The oxidation state of Na changes from 0 in Na to +1 in NaOH and then back to 0 in Na in the reaction. Na starts as a neutral metal atom, gains an electron in NaOH to have an oxidation state of +1, and then loses that electron to return to its neutral state in the final product.


How does the oxidation state of Na change in the following reaction?

In the reaction where Na is oxidized to Na+ in a chemical reaction, the oxidation state of Na changes from 0 to +1. This means that Na loses one electron and is oxidized.


What is the oxidation state of na2so4?

In Na2SO4, the oxidation state of sodium (Na) is +1, the oxidation state of sulfur (S) is +6, and the oxidation state of oxygen (O) is -2. To calculate the oxidation state of the whole compound, you can use the rule that the sum of the oxidation states in a neutral compound is zero, so in this case it would be +1*2 + (-2)*4 = 0.


What is the oxidation number of H in the compound NaHSO4?

The oxidation number of H in NaHSO4 is +1. In this compound, Na has an oxidation state of +1, S has an oxidation state of +6, and O has an oxidation state of -2. By adding up the oxidation states and solving for H, it is determined to be +1.


What is the oxidation state of Sodium Nitrate?

Sodium Oxide, or NaOH, has no oxidation state.

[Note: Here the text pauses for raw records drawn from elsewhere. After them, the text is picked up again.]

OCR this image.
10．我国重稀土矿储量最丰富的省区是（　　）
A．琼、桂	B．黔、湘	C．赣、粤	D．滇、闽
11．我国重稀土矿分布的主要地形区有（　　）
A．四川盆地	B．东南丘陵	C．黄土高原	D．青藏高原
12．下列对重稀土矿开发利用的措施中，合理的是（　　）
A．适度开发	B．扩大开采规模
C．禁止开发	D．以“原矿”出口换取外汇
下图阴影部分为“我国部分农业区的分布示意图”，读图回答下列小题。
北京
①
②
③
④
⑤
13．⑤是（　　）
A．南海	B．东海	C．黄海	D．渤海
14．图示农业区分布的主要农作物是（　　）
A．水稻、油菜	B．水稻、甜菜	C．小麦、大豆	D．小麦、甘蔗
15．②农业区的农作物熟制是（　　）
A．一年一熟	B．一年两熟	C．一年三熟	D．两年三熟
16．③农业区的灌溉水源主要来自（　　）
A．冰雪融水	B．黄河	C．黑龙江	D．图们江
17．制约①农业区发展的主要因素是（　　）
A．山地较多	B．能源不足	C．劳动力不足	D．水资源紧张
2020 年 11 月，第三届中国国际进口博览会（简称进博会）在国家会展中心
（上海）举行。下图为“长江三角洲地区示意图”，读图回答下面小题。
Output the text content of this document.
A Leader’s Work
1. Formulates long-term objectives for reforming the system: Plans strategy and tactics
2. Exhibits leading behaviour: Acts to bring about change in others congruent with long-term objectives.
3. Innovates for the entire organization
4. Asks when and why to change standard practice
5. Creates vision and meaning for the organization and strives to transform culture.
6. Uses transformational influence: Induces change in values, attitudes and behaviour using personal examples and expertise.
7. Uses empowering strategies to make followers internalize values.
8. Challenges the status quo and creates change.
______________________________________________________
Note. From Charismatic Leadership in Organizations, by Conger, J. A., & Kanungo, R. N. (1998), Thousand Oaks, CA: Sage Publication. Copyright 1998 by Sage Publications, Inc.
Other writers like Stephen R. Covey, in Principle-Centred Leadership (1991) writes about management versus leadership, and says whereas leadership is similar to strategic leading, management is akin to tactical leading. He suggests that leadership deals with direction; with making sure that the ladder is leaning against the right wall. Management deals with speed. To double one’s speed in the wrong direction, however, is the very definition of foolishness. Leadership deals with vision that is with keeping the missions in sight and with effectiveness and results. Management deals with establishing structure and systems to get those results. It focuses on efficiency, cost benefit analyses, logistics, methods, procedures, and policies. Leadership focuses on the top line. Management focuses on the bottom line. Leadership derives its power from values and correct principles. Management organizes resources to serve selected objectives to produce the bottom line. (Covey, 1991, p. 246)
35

It has a charge, which is zero. The elements that make up NaOH, however, do have oxidation states. The oxidation state of sodium (Na) is +1, and it will forever be +1 because it is impossible for it to be anything else, no matter what situation. The same applies for Hydrogen. Oxygen has an oxidation state of -2, and almost always will have an oxidation state of -2. There is one notable exception: H2O2. In this case, since the total charge of the compound is neutral and the oxidation state of Hydrogen must be +1 and, seeing as there are two hydrogens, bringing the overall charge up to 2, the oxidation state of oxygen must be -1. If it was -2, then the molecule would have an overall charge of -2.


What is the oxidation number in NaNO3?

The oxidation number of Na in NaNO3 is +1, since Na typically has a +1 oxidation state in compounds. The oxidation number of N in NO3 is +5, since oxygen is usually assigned a -2 oxidation state and there are three oxygen atoms bonded to nitrogen in NO3.